Для вашей глупости и злобь'

Имели вы, до сей поры

Бичи, темницы, топоры... (3, 42)

Из комментариев Д. И. Писарева следовало, что Пушкин считал народ заслуживающим бичей, темниц, топоров. На самом же деле смысл этих строк, если исходить из всей концепции стихотворения, совершенно иной: бичи, темницы, топоры — средства, которыми владеют «тираны?) и «подлецы» для своих низких целей. «Чернь тупая» (чернь светская) хотела бы, чтобы поэт служил ей, был на ее стороне. Именно этот смысл казавшихся сакраментальными слов и расшифровывается в строках автографа, не вошедших в окончатель­ный текст:

...Поэт ли буяет

Возиться с вами сгоряча

И лиру гордую забудет

Для гнусной розги палача!

Оставаясь верным общему с декабристами пониманию роли высокой гражданской поэзии, Пушкин вместе с тем значительно шире понимал задачи художественного творчества. Еще в 1825 г. он спорил с Рылеевым и Бестужевым, которые считали, что изображение жизненной прозы «картин светской жизни» или «легкого и веселого» не является достойным предметом для поэта. Свое несравненно более широкое понимание роли литературы — с неограниченным кругом тем и эмоциональных образов — Пушкин развил в стихотворении 1832 г., адресован­ном Н. И. Гнедичу как переводчику «Илиады». Работая над этим стихотворением, Пушкин, вне всякого сомнения, вспоминал или пере­читывал рылеевское «Послание к Н. И. Гнедичу» (1821). Уже пер­вой строкой своего стихотворения — «С Гомером долго ты беседовал один» — Пушкин напоминал о послании Рылеева, где есть обращение к Гнедичу: «С Гомером отвечай всегда беседой новой». Но если у Рылеева образ Гнедича воплощает лишь представление о поэте, как представителе только высокой поэзии; то у Пушкина он не только «пророк», который «вынес» «свои скрижали», но художник, которому близко все окружающее, который откликается на все в мире: Ты любишь гром небес, но также внемлешь ты Жужжанью пчел над розой алой. Заключительные строки пушкинского послания — это по сути декларация о беспредельной широте поэтическо­го творчества. Перекликаются с циклом стихов Пушкина о поэте и поэзии и его прозаические произведения. В них отразились конкретные условия литературной жизни 30-х гг. и некоторые черты биографии самого Пушкина. Быть может, с наибольшей полнотой это проявилось в повести «Египетские ночи».

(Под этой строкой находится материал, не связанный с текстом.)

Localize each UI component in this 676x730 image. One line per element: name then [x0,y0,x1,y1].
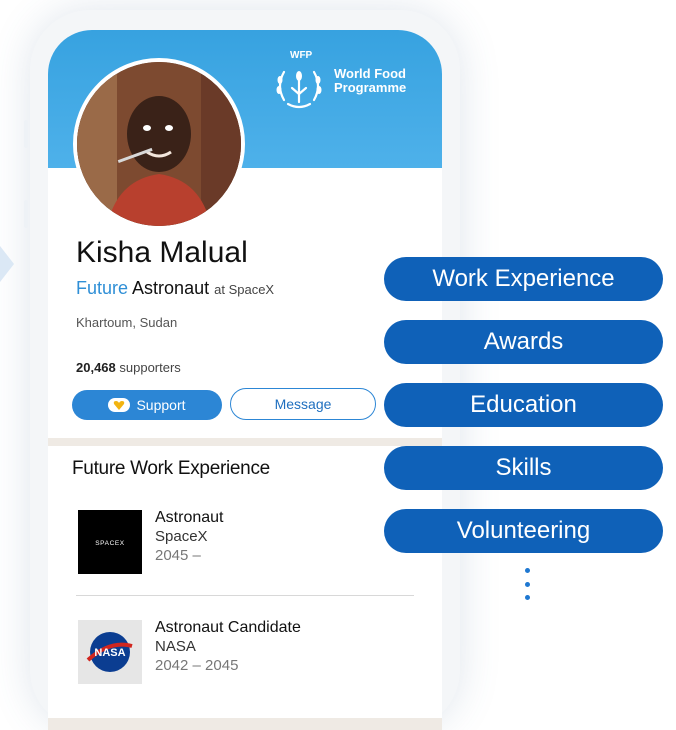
profile-location: Khartoum, Sudan [76,315,178,330]
supporters-label: supporters [119,360,181,375]
avatar [73,58,245,230]
bottom-divider [48,718,442,730]
experience-item-spacex[interactable]: SPACEX Astronaut SpaceX 2045 – [78,508,408,588]
wfp-logo-line2: Programme [334,80,407,95]
section-pill-awards[interactable]: Awards [384,320,663,364]
experience-dates: 2042 – 2045 [155,657,239,674]
title-future: Future [76,278,129,298]
spacex-logo-text: SPACEX [95,540,125,547]
experience-org: NASA [155,638,196,655]
list-divider [76,595,414,596]
message-button-label: Message [274,396,332,412]
profile-title: Future Astronaut at SpaceX [76,278,274,299]
section-pill-education[interactable]: Education [384,383,663,427]
wfp-tag: WFP [290,50,313,61]
nasa-logo-text: NASA [94,647,125,659]
experience-org: SpaceX [155,528,208,545]
wfp-logo-line1: World Food [334,66,406,81]
section-pill-skills[interactable]: Skills [384,446,663,490]
support-button[interactable]: Support [72,390,222,420]
more-vertical-icon[interactable] [524,568,530,600]
experience-item-nasa[interactable]: NASA Astronaut Candidate NASA 2042 – 204… [78,618,408,698]
side-mark [24,200,28,228]
experience-role: Astronaut [155,509,224,526]
side-mark [24,120,28,148]
title-role: Astronaut [132,278,210,298]
section-title: Future Work Experience [72,458,270,479]
wfp-logo: WFP World Food Programme [270,46,410,116]
section-pill-volunteering[interactable]: Volunteering [384,509,663,553]
profile-screen: WFP World Food Programme Kisha Malual Fu… [48,30,442,730]
experience-dates: 2045 – [155,547,201,564]
section-pill-work-experience[interactable]: Work Experience [384,257,663,301]
spacex-logo: SPACEX [78,510,142,574]
supporters-count: 20,468 supporters [76,360,181,375]
supporters-number: 20,468 [76,360,116,375]
experience-role: Astronaut Candidate [155,619,301,636]
wfp-emblem-icon: WFP [270,50,328,112]
title-company: at SpaceX [214,282,275,297]
arrow-left-icon [0,246,14,282]
profile-name: Kisha Malual [76,236,248,269]
message-button[interactable]: Message [230,388,376,420]
heart-icon [108,398,131,412]
nasa-logo: NASA [78,620,142,684]
support-button-label: Support [136,397,186,413]
section-divider [48,438,442,446]
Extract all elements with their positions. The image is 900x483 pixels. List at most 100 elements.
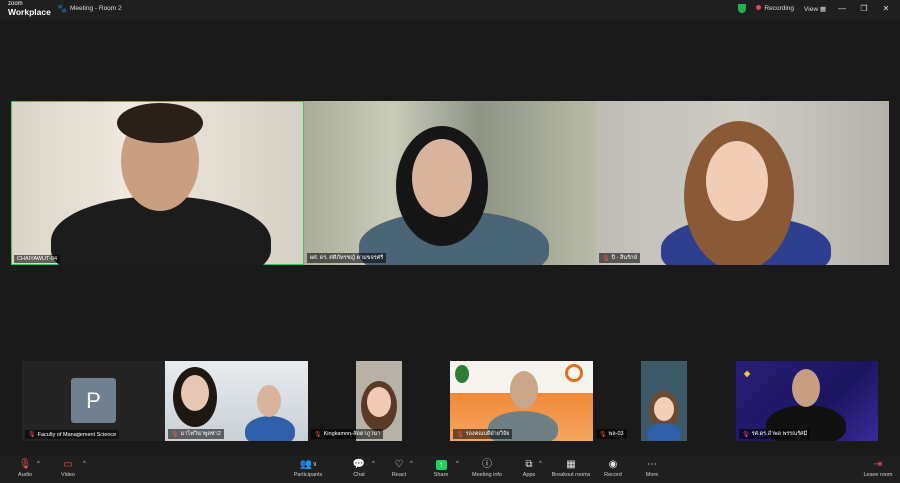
muted-mic-icon: 🎙 [602, 255, 610, 262]
grid-icon: ▦ [819, 5, 826, 13]
participants-label: Participants [293, 472, 323, 478]
participant-head [412, 139, 472, 217]
video-tile[interactable]: 🎙 มาไฟวิน่าพูลซ่า2 [165, 361, 308, 441]
muted-mic-icon: 🎙 [456, 431, 464, 438]
tile-name-label: CHAIYAWUT-04 [14, 255, 61, 263]
title-bar: zoom Workplace 🐾 Meeting - Room 2 Record… [0, 0, 900, 20]
tile-name: พล-03 [608, 431, 624, 437]
audio-button[interactable]: 🎙 Audio [3, 458, 47, 479]
tile-name: Kingkamon-ลัดดาภูวนา [323, 431, 381, 437]
tile-name: รศ.ดร.อำพล พรรณรัศมี [751, 431, 808, 437]
participant-head [654, 397, 674, 421]
tile-name-label: 🎙 พล-03 [596, 429, 627, 439]
recording-indicator[interactable]: Recording [756, 5, 794, 12]
participant-head [706, 141, 768, 221]
restore-icon[interactable]: ❐ [858, 4, 870, 13]
tile-name-label: 🎙 รศ.ดร.อำพล พรรณรัศมี [739, 429, 811, 439]
breakout-rooms-label: Breakout rooms [551, 472, 591, 478]
meeting-info-label: Meeting info [472, 472, 502, 478]
participant-head [257, 385, 281, 417]
video-tile[interactable]: P 🎙 Faculty of Management Science [22, 361, 165, 441]
record-label: Record [604, 472, 622, 478]
video-tile[interactable]: CHAIYAWUT-04 [11, 101, 304, 265]
tile-name: CHAIYAWUT-04 [17, 256, 58, 262]
view-label: View [804, 5, 819, 13]
apps-label: Apps [522, 472, 536, 478]
video-tile[interactable]: ผศ. ดร. ศศิภัทรชญ์ ตามขจรศรี [304, 101, 596, 265]
meeting-title-text: Meeting - Room 2 [69, 5, 122, 12]
avatar: P [71, 378, 116, 423]
tile-name: ปิ - สินรักษ์ [611, 255, 638, 261]
tile-name: Faculty of Management Science [37, 431, 117, 438]
share-label: Share [433, 472, 449, 478]
muted-mic-icon: 🎙 [28, 432, 36, 438]
apps-button[interactable]: ⧉ Apps [507, 458, 551, 479]
chat-label: Chat [353, 472, 365, 478]
recording-label: Recording [764, 5, 795, 12]
participants-button[interactable]: 👥 9 Participants [286, 458, 330, 479]
muted-mic-icon: 🎙 [18, 458, 32, 470]
video-off-icon: ▭ [63, 458, 73, 470]
participant-head [792, 369, 820, 407]
tile-name-label: 🎙 มาไฟวิน่าพูลซ่า2 [168, 429, 224, 439]
video-tile[interactable]: 🎙 พล-03 [593, 361, 736, 441]
more-button[interactable]: ⋯ More [630, 458, 674, 479]
tile-name-label: 🎙 รองคณบดีฝ่ายวิจัย [453, 429, 513, 439]
video-tile[interactable]: 🎙 รองคณบดีฝ่ายวิจัย [450, 361, 593, 441]
more-label: More [645, 472, 659, 478]
participant-video [641, 361, 687, 441]
encryption-shield-icon[interactable] [738, 4, 747, 13]
video-tile[interactable]: 🎙 Kingkamon-ลัดดาภูวนา [308, 361, 450, 441]
share-screen-icon: ↑ [435, 459, 447, 470]
logo-icon: ◆ [744, 369, 751, 378]
more-icon: ⋯ [647, 458, 657, 470]
participant-video [245, 416, 295, 441]
meeting-title: 🐾 Meeting - Room 2 [57, 4, 122, 13]
chat-icon: 💬 [352, 458, 366, 470]
brand-workplace: Workplace [8, 7, 51, 17]
video-tile[interactable]: 🎙 ปิ - สินรักษ์ [596, 101, 889, 265]
apps-icon: ⧉ [525, 458, 533, 470]
muted-mic-icon: 🎙 [314, 431, 322, 438]
zoom-logo: zoom Workplace [8, 1, 51, 17]
participant-head [510, 371, 538, 409]
video-tile[interactable]: ◆ 🎙 รศ.ดร.อำพล พรรณรัศมี [736, 361, 878, 441]
participant-body [647, 423, 681, 441]
tile-name-label: 🎙 Kingkamon-ลัดดาภูวนา [311, 429, 384, 439]
muted-mic-icon: 🎙 [599, 431, 607, 438]
tile-name-label: 🎙 Faculty of Management Science [25, 430, 120, 439]
meeting-info-button[interactable]: ⓘ Meeting info [465, 458, 509, 479]
audio-options-caret-icon[interactable]: ^ [37, 461, 40, 467]
react-label: React [391, 472, 407, 478]
react-options-caret-icon[interactable]: ^ [410, 461, 413, 467]
leave-room-label: Leave room [863, 472, 893, 478]
emblem-right-icon [565, 364, 583, 382]
video-options-caret-icon[interactable]: ^ [83, 461, 86, 467]
participant-head [181, 375, 209, 411]
leave-room-button[interactable]: ⇥ Leave room [856, 458, 900, 479]
share-options-caret-icon[interactable]: ^ [456, 461, 459, 467]
leave-icon: ⇥ [873, 458, 883, 470]
apps-options-caret-icon[interactable]: ^ [539, 461, 542, 467]
video-label: Video [61, 472, 75, 478]
react-button[interactable]: ♡ React [377, 458, 421, 479]
audio-label: Audio [17, 472, 33, 478]
participants-count: 9 [313, 461, 317, 468]
breakout-rooms-button[interactable]: ▦ Breakout rooms [549, 458, 593, 479]
chat-options-caret-icon[interactable]: ^ [372, 461, 375, 467]
minimize-icon[interactable]: — [836, 4, 848, 13]
paw-icon: 🐾 [57, 4, 67, 13]
view-button[interactable]: View ▦ [804, 5, 826, 13]
record-icon: ◉ [608, 458, 618, 470]
tile-name: รองคณบดีฝ่ายวิจัย [465, 431, 510, 437]
meeting-toolbar: 🎙 Audio ^ ▭ Video ^ 👥 9 Participants 💬 Ch… [0, 456, 900, 483]
recording-dot-icon [756, 5, 762, 10]
emblem-left-icon [455, 365, 469, 383]
record-button[interactable]: ◉ Record [591, 458, 635, 479]
tile-name: ผศ. ดร. ศศิภัทรชญ์ ตามขจรศรี [310, 255, 384, 261]
tile-name-label: 🎙 ปิ - สินรักษ์ [599, 253, 641, 263]
close-icon[interactable]: ✕ [880, 4, 892, 13]
participants-icon: 👥 9 [299, 458, 317, 470]
heart-icon: ♡ [394, 458, 404, 470]
muted-mic-icon: 🎙 [742, 431, 750, 438]
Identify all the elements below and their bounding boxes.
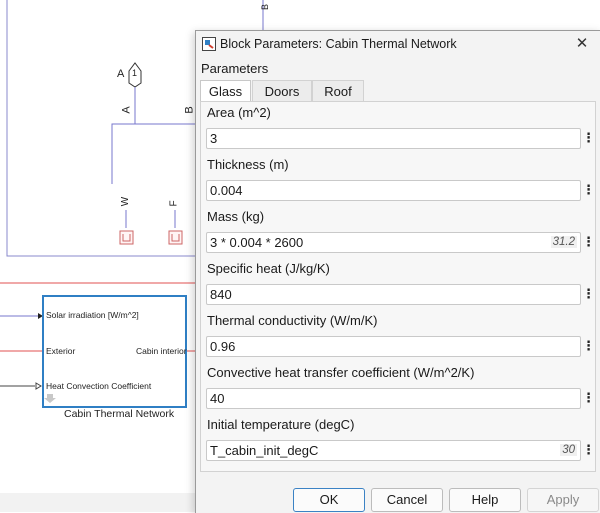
port-label-w: W	[120, 196, 132, 207]
specific-heat-value: 840	[210, 287, 232, 302]
close-icon[interactable]: ✕	[572, 34, 592, 54]
initial-temperature-value: T_cabin_init_degC	[210, 443, 319, 458]
param-label-mass: Mass (kg)	[207, 209, 265, 224]
tab-doors[interactable]: Doors	[252, 80, 312, 102]
area-input[interactable]: 3	[206, 128, 581, 149]
port-label-a: A	[120, 106, 133, 114]
dialog-titlebar[interactable]: Block Parameters: Cabin Thermal Network …	[196, 31, 600, 59]
convective-coefficient-value: 40	[210, 391, 225, 406]
glass-parameters-panel: Area (m^2) 3 ⋮ Thickness (m) 0.004 ⋮ Mas…	[200, 101, 596, 472]
apply-button[interactable]: Apply	[527, 488, 599, 512]
param-label-specific-heat: Specific heat (J/kg/K)	[207, 261, 330, 276]
heat-arrow-icon	[35, 382, 42, 390]
initial-temperature-menu-icon[interactable]: ⋮	[582, 440, 595, 459]
tab-roof[interactable]: Roof	[312, 80, 364, 102]
block-port-exterior: Exterior	[46, 346, 76, 356]
specific-heat-input[interactable]: 840	[206, 284, 581, 305]
canvas-bottom-band	[0, 493, 196, 512]
mass-value: 3 * 0.004 * 2600	[210, 235, 304, 250]
mass-evaluated-value: 31.2	[550, 236, 577, 248]
port-label-f: F	[168, 200, 180, 207]
help-button[interactable]: Help	[449, 488, 521, 512]
simulink-block-icon	[202, 37, 216, 51]
block-port-cabin: Cabin interior	[136, 346, 187, 356]
block-port-solar: Solar irradiation [W/m^2]	[46, 310, 139, 320]
thermal-conductivity-menu-icon[interactable]: ⋮	[582, 336, 595, 355]
param-label-area: Area (m^2)	[207, 105, 271, 120]
thickness-menu-icon[interactable]: ⋮	[582, 180, 595, 199]
thermal-conductivity-value: 0.96	[210, 339, 236, 354]
signal-line-junction	[111, 123, 196, 184]
tab-glass[interactable]: Glass	[200, 80, 251, 102]
specific-heat-menu-icon[interactable]: ⋮	[582, 284, 595, 303]
block-port-heat: Heat Convection Coefficient	[46, 381, 152, 391]
area-value: 3	[210, 131, 218, 146]
thickness-value: 0.004	[210, 183, 243, 198]
initial-temperature-evaluated-value: 30	[560, 444, 577, 456]
initial-temperature-input[interactable]: T_cabin_init_degC 30	[206, 440, 581, 461]
dialog-title: Block Parameters: Cabin Thermal Network	[220, 37, 457, 51]
subsystem-boundary	[6, 0, 196, 257]
block-name-label[interactable]: Cabin Thermal Network	[64, 408, 174, 420]
area-menu-icon[interactable]: ⋮	[582, 128, 595, 147]
convective-coefficient-menu-icon[interactable]: ⋮	[582, 388, 595, 407]
dialog-button-bar: OK Cancel Help Apply	[196, 483, 600, 513]
cancel-button[interactable]: Cancel	[371, 488, 443, 512]
parameters-section-header: Parameters	[201, 61, 269, 76]
param-label-initial-temperature: Initial temperature (degC)	[207, 417, 355, 432]
terminator-f-block[interactable]	[168, 230, 183, 245]
convective-coefficient-input[interactable]: 40	[206, 388, 581, 409]
mass-menu-icon[interactable]: ⋮	[582, 232, 595, 251]
thickness-input[interactable]: 0.004	[206, 180, 581, 201]
port-label-top-b: B	[260, 3, 271, 11]
mass-input[interactable]: 3 * 0.004 * 2600 31.2	[206, 232, 581, 253]
param-label-thermal-conductivity: Thermal conductivity (W/m/K)	[207, 313, 378, 328]
inport-a-number: 1	[132, 68, 138, 78]
inport-a-label: A	[117, 68, 125, 80]
terminator-w-block[interactable]	[119, 230, 134, 245]
ok-button[interactable]: OK	[293, 488, 365, 512]
block-parameters-dialog: Block Parameters: Cabin Thermal Network …	[195, 30, 600, 513]
param-label-convective-coefficient: Convective heat transfer coefficient (W/…	[207, 365, 475, 380]
port-label-b: B	[183, 106, 196, 114]
thermal-conductivity-input[interactable]: 0.96	[206, 336, 581, 357]
param-label-thickness: Thickness (m)	[207, 157, 289, 172]
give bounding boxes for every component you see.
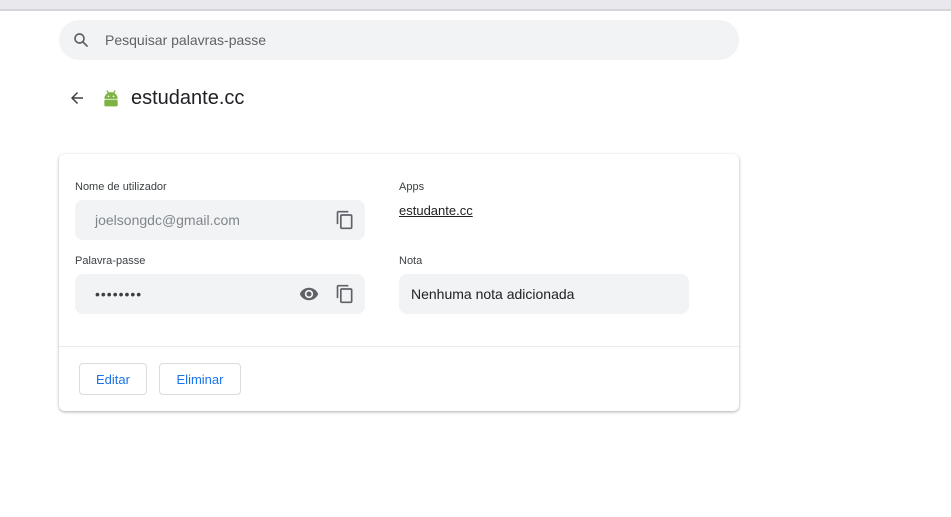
browser-top-border bbox=[0, 9, 951, 11]
search-bar[interactable]: Pesquisar palavras-passe bbox=[59, 20, 739, 60]
note-value: Nenhuma nota adicionada bbox=[411, 286, 575, 302]
delete-button[interactable]: Eliminar bbox=[159, 363, 241, 395]
username-label: Nome de utilizador bbox=[75, 181, 167, 193]
search-icon bbox=[71, 30, 91, 50]
password-field[interactable]: •••••••• bbox=[75, 274, 365, 314]
copy-password-icon[interactable] bbox=[333, 282, 357, 306]
password-value: •••••••• bbox=[95, 286, 143, 302]
arrow-back-icon[interactable] bbox=[66, 87, 88, 109]
page-title: estudante.cc bbox=[131, 86, 245, 109]
search-placeholder[interactable]: Pesquisar palavras-passe bbox=[105, 32, 266, 48]
note-field: Nenhuma nota adicionada bbox=[399, 274, 689, 314]
page-header: estudante.cc bbox=[66, 84, 244, 112]
edit-button[interactable]: Editar bbox=[79, 363, 147, 395]
password-label: Palavra-passe bbox=[75, 255, 146, 267]
note-label: Nota bbox=[399, 255, 423, 267]
username-value: joelsongdc@gmail.com bbox=[95, 212, 240, 228]
apps-label: Apps bbox=[399, 181, 425, 193]
android-icon bbox=[101, 88, 121, 108]
card-divider bbox=[59, 346, 739, 347]
password-details-card: Nome de utilizador joelsongdc@gmail.com … bbox=[59, 154, 739, 411]
username-field[interactable]: joelsongdc@gmail.com bbox=[75, 200, 365, 240]
app-link[interactable]: estudante.cc bbox=[399, 203, 473, 218]
copy-username-icon[interactable] bbox=[333, 208, 357, 232]
eye-icon[interactable] bbox=[297, 282, 321, 306]
browser-top-strip bbox=[0, 0, 951, 9]
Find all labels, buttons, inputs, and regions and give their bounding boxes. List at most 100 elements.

В повести использованы мотивы другого произведения, озаглав­ленного «Отрывок» («Несмотря на великие преимущества...»), кото­рый написан в 1830 г. Пушкин предполагал его печатать; об этом свидетельствуют заключительные слова: «Сей отрывок, составлял, вероятно, предисловие к повести, не написанной или потерянной. Мы не хотели его уничтожить...» (13, 411). Содержание отрывка — тяжелое положение поэтов в современном обществе. Здесь говорится об их «гражданском ничтожестве и бедности», о зависти и клевете братьи, коих они делаются жертвами, если они в славе, о презрении и насмешках, со всех сторон падающих на них», о суждениях глупцов и т. д. В «Отрывке» был ряд автобиографических моментов, а также намеки на события, связанные с современной литературной борьбой.

Так, упоминалось требование, предъявляемое поэту, воспеть «побе­ды» (требования эти были обращены к Пушкину после его возвращения из путешествия в Арзрум), говорилось о литераторах, опасных по твоему двойному ремеслу» (намек на Фаддея Булгарина — агента III отделения) и т. д. (8, 409), Однако «Отрывок » носит характер публицистического, а не художественного произведения. По-видимому, Пушкин не напечатал его, решив разработать эту те­му в произведении художественном.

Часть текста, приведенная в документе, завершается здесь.